ニッペコは、半導体製造装置向け真空環境対応グリース「ロゲネストラムダTKM-03」を紹介した。摩擦抵抗、摩耗、発熱が大きくなる真空中において、潤滑性を保持しつつ、アウトガスの発生が極めて少ない=真空中の気化に伴うグリース基油の蒸発が極めて少ない真空環境対応グリース。基油にフッ素オイルPFPE(パーフルオロポリエーテル)を、増ちょう剤にPTFE(ポリテトラフルオロエチレン)を配合し、耐熱性、耐真空性に優れる。グリースからの油の分離度合いを評価する「離油度」が非常に低い値を示しているほか、200℃および250℃で24時間評価した「蒸発減量」でもほぼ気化していない結果となっていて、優れた耐熱性と低アウトガス特性を有する。宇宙環境下のアウトガス試験法として米国航空宇宙局(NASA)が推奨している試験規格(ASTM E595)があるが、ロゲネストラムダTKM-03はASTM E595試験規格に合格し基準値を満たしているため、「宇宙環境(高真空環境)で使えるグリース」であることを訴求した。
日本ベアリングは、同社の強みとするスライドウェイ・スライドブッシュを中心に、各種のデモ機をまじえて直動製品を多数展示した。スライドウェイはローラーを使用した非循環方式のクロスローラーガイドで、リニアガイドと比較して①コンパクト設計、②軽く滑らかな動き、③高剛性・高精度の特長があり、半導体製造装置/検査装置/光学機器で主に使用されている。特に従来製品であるSV形の設計を見直し大幅な性能アップを図った新製品「スライドウェイHV形」を紹介。従来品の設計を見直した性能アップ製品で、置換えだけで装置・設備の剛性・耐久性向上やコンパクト化に貢献するほか、微小送りにも正確に追従し、高精度を必要とする光学機器、検査装置などに特に使用されている。

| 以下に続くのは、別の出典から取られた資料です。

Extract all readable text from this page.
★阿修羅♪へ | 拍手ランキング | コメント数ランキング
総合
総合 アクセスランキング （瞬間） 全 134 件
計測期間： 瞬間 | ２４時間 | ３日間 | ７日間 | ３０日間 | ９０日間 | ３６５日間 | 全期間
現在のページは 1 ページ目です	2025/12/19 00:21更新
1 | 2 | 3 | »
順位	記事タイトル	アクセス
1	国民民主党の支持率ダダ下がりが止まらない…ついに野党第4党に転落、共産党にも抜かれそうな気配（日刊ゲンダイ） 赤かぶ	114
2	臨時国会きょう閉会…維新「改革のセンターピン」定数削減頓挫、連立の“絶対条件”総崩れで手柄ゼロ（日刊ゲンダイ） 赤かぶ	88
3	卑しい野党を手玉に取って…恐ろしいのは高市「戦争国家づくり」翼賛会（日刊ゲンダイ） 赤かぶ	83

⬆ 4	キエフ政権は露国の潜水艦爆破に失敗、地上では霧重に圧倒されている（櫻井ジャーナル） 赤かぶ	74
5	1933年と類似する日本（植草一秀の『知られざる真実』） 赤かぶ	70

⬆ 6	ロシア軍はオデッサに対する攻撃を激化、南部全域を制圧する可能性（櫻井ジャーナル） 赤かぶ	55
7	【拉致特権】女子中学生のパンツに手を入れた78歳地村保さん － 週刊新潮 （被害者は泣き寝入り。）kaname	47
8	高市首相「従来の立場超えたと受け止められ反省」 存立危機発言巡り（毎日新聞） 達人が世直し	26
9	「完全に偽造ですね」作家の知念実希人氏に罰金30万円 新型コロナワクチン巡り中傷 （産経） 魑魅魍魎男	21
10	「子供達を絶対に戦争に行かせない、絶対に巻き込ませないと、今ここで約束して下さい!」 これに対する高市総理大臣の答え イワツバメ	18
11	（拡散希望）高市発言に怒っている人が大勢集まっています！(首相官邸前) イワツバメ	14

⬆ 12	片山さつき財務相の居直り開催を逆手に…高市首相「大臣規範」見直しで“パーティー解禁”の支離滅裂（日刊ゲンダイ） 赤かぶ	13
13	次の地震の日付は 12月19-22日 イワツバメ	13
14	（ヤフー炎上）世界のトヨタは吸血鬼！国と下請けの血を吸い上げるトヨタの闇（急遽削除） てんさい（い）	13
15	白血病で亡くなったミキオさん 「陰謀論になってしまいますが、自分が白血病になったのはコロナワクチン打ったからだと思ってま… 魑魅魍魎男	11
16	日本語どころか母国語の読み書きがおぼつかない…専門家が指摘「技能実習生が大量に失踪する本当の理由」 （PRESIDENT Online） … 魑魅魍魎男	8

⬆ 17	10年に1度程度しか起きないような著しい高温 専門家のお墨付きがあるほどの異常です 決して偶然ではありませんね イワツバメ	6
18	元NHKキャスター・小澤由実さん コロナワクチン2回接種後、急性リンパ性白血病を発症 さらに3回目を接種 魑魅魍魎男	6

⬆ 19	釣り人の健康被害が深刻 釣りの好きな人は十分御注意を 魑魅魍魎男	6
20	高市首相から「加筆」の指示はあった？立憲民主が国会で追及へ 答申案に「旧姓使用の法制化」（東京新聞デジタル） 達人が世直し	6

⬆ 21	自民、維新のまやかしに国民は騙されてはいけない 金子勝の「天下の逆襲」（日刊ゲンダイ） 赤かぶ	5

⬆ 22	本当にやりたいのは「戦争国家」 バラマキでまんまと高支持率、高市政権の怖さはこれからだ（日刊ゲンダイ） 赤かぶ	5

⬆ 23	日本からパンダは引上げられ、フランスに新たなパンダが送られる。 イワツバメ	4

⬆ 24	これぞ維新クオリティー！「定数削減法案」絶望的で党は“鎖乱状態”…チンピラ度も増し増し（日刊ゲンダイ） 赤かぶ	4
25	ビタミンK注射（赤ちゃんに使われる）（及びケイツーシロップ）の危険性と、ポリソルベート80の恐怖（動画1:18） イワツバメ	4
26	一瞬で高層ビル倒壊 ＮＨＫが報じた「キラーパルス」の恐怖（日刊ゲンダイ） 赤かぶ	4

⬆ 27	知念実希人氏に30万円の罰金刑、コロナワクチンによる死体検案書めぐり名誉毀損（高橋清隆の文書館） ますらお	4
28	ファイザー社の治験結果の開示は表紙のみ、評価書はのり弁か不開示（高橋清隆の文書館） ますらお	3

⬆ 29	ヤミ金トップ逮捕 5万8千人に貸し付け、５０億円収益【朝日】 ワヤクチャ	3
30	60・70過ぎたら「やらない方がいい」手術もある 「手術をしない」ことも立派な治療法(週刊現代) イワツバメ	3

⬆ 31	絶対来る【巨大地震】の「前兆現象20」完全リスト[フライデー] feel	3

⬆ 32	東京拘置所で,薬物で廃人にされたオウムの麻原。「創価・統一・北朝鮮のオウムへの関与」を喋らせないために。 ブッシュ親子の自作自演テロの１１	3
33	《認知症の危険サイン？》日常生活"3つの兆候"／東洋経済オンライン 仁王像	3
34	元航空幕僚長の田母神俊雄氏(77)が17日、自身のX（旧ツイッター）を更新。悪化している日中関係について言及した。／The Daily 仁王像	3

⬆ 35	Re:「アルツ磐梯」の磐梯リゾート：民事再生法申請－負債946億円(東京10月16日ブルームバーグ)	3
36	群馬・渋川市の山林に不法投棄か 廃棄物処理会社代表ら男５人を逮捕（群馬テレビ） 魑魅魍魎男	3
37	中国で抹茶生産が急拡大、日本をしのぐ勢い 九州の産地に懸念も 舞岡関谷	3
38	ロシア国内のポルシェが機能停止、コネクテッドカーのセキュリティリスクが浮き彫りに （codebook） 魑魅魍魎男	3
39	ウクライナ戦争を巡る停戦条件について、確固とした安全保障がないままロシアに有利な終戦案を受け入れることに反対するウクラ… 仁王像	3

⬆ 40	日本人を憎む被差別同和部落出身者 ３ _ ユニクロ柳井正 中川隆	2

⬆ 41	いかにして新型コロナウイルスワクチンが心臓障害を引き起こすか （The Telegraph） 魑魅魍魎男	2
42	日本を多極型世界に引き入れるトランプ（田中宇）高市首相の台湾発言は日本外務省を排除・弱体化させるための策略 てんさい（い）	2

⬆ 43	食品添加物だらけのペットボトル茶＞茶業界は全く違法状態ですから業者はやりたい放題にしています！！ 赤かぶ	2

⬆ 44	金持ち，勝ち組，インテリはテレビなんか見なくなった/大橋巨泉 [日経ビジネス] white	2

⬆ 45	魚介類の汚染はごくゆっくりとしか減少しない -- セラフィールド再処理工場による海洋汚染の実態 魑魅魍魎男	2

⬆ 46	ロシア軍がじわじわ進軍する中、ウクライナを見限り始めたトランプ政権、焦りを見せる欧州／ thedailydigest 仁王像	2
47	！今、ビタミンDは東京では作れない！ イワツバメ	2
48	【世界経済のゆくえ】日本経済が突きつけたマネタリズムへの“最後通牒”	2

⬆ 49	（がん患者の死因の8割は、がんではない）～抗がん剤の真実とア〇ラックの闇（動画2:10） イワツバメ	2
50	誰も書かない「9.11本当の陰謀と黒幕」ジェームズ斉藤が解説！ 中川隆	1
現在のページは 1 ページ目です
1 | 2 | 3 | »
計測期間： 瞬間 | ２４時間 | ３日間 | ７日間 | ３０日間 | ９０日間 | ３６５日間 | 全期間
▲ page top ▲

真空環境、クリーン環境向けにオールステンレス仕様にも対応が可能。一方、スライドブッシュは丸軸を用いた直動案内で、精密で低摩擦な直線運動が簡単に得られることから、AGVなどの自動機から大型の生産設備まであらゆる用途で使用できる。ブースでは、コンパクトでありながら直線運動と回転運動の両方が可能なスライドロータリーブッシュの活用も提案した。
ハイウィンは、「HIWINカスタム真空DDモーター」と「HIWIN 真空対応リニアモーター」を披露した。カスタム真空DDモーターは、高真空10-8 mbarクラスに対応。特殊なパッケージ技術により真空システム内における最適化された放熱設計で、連続高トルク出力を実現する。また、真空対応リニアモーターは、真空用途の低アウトガス要件を考慮した幅広いラインアップを提供。高真空10-8 mbarクラスまで対応するほか、カスタムの磁気シールド設計により磁気干渉を防ぎ、半導体における電子ビームのアプリケーションを安定化させる。